# Archives: JANUARY POTM VOTING THREAD!.........>



## Arch (Feb 2, 2007)

Vote your favorite now for January POTM!.... the decision seems to get harder every month!

View nominations here

:mrgreen:


----------



## Digital Matt (Feb 2, 2007)

:thumbup:


----------



## PNA (Feb 2, 2007)

Done......


----------



## BoblyBill (Feb 2, 2007)

That's was hard... so many cool pictures...


----------



## (Ghastly) Krueger (Feb 2, 2007)

Done.


----------



## doenoe (Feb 10, 2007)

probably lost some votes here too eh.........due to the server issues


----------



## lostprophet (Feb 10, 2007)

doenoe said:


> probably lost some votes here too eh.........due to the server issues



I think I lost at least 30 votes  just kidding!


----------



## doenoe (Feb 10, 2007)

hehehe yeah, me too.
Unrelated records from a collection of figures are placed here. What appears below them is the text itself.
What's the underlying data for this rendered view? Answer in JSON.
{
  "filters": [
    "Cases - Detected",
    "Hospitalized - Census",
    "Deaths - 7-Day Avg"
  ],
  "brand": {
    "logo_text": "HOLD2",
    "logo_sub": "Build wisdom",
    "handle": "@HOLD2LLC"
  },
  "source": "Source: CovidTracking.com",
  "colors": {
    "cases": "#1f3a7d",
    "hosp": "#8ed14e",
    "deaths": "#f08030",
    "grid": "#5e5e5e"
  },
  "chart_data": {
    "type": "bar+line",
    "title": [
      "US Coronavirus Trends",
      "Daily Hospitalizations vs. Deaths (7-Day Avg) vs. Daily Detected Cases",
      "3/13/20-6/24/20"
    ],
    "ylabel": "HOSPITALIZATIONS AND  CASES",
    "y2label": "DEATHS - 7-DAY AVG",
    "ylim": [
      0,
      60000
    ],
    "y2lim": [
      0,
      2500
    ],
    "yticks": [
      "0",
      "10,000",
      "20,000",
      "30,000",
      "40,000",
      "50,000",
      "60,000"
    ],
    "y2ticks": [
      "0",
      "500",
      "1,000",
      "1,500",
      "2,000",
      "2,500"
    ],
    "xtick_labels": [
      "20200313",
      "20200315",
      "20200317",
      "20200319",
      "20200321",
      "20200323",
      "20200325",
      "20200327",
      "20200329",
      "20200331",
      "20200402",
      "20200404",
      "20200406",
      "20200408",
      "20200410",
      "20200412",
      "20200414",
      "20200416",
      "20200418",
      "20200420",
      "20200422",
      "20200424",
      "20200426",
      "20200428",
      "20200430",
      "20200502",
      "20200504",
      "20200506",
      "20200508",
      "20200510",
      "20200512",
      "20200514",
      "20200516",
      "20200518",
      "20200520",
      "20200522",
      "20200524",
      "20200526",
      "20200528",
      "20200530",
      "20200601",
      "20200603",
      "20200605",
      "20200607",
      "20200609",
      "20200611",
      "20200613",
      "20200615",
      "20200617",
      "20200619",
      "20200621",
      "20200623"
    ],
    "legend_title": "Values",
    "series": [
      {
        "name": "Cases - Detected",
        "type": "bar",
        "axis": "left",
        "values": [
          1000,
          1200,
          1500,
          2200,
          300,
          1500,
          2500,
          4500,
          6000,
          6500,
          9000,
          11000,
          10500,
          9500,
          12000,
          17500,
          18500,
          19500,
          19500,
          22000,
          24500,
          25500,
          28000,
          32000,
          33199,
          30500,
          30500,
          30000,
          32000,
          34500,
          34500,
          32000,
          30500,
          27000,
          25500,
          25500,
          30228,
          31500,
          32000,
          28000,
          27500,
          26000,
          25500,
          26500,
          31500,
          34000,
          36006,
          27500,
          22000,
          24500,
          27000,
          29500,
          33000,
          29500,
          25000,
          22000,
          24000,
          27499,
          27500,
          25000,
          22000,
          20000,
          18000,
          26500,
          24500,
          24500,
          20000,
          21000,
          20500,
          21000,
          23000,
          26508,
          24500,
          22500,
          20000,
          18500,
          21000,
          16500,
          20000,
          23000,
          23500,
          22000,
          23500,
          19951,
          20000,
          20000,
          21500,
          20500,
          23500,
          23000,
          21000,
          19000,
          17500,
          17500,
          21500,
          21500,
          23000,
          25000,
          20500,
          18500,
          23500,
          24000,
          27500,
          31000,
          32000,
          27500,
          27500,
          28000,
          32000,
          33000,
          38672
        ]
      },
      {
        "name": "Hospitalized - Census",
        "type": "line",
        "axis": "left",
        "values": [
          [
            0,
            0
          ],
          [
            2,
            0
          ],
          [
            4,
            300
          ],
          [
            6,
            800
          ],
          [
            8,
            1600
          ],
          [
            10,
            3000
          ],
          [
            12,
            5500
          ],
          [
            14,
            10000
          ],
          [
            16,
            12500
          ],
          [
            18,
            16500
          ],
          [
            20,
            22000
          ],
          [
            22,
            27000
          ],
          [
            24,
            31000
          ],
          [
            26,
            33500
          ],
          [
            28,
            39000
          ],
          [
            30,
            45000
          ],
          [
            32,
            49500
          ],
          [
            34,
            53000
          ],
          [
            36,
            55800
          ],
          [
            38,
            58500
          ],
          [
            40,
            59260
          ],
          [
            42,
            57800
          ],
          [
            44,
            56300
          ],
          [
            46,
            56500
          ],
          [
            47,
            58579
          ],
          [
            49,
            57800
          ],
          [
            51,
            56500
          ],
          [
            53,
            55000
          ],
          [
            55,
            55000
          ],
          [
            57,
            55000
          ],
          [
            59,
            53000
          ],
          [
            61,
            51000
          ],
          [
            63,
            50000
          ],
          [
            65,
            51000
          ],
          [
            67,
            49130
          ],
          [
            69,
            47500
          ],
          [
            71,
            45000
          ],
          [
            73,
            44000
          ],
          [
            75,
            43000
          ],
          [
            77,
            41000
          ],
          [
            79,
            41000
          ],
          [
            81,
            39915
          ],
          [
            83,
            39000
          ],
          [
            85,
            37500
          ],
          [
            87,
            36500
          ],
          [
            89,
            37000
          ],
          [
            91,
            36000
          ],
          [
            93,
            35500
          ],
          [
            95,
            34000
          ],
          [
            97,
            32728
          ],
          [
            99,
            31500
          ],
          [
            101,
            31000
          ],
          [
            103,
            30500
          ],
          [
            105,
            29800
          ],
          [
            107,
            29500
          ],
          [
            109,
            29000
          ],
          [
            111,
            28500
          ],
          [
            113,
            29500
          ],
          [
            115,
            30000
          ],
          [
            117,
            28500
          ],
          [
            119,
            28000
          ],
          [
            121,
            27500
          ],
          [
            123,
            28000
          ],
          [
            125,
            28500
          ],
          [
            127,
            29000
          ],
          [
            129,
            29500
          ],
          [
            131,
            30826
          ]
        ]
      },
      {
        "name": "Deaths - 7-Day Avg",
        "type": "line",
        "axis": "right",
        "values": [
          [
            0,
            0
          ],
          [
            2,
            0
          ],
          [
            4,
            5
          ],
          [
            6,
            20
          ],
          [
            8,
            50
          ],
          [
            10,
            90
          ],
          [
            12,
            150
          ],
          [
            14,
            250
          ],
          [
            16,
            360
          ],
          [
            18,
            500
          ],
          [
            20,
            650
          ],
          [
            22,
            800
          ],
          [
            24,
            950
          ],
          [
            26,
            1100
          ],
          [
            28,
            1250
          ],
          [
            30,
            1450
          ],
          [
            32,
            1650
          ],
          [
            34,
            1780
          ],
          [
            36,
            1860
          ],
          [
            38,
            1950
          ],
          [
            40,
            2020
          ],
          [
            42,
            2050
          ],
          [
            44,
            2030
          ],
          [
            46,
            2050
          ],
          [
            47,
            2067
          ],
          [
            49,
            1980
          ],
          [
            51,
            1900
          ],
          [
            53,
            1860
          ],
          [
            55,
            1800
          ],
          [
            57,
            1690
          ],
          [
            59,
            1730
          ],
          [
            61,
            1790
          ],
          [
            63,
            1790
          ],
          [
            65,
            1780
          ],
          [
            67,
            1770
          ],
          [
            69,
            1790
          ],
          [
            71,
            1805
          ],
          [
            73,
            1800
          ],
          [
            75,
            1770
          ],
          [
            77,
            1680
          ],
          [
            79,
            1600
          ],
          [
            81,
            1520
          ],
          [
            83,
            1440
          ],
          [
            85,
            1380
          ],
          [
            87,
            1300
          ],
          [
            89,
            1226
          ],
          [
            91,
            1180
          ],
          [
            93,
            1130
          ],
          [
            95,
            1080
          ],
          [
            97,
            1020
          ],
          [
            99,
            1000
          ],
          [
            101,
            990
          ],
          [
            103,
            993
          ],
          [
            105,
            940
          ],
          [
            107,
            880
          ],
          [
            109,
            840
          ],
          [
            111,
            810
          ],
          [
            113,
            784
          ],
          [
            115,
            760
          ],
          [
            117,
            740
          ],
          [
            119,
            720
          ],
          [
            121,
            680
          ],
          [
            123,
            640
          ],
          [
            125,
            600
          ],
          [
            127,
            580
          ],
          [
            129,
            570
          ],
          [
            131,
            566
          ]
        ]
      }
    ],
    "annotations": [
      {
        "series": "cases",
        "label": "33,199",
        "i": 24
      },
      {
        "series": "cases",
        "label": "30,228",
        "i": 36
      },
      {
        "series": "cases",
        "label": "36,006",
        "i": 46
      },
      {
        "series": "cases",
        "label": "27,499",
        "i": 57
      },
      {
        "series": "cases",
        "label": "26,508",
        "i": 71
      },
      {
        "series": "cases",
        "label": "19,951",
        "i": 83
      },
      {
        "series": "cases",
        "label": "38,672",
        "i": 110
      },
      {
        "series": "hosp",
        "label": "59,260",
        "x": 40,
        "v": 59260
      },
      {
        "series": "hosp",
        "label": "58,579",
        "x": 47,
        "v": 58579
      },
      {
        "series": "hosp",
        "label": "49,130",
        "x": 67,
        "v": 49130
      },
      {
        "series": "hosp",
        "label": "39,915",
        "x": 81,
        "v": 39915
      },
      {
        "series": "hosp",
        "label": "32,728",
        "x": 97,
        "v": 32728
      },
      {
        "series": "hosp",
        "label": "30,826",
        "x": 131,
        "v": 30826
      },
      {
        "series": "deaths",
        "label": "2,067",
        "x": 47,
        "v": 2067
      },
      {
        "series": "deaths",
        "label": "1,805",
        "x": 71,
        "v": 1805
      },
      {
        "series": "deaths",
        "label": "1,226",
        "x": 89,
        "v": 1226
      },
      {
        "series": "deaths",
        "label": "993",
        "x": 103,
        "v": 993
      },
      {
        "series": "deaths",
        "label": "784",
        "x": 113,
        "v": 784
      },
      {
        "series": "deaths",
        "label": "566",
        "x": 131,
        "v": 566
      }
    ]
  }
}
I think we were tied, really


----------



## Antarctican (Feb 14, 2007)

It was a seriously difficult decision to narrow it down to just one from all those wonderful images.


----------



## lostprophet (Feb 14, 2007)

Antarctican said:


> It was a seriously difficult decision to narrow it down to just one from all those wonderful images.



tell me about it!


----------



## AUZambo (Feb 15, 2007)

Antarctican said:


> It was a seriously difficult decision to narrow it down to just one from all those wonderful images.


Next month I'll post some terrible pictures....then someone can nominate them just so you'll have some that can be easily eliminated.  We must make this process easier!


----------



## lostprophet (Feb 21, 2007)

well there's not much in the voting
just one vote between 1st, 2nd & 3rd place


----------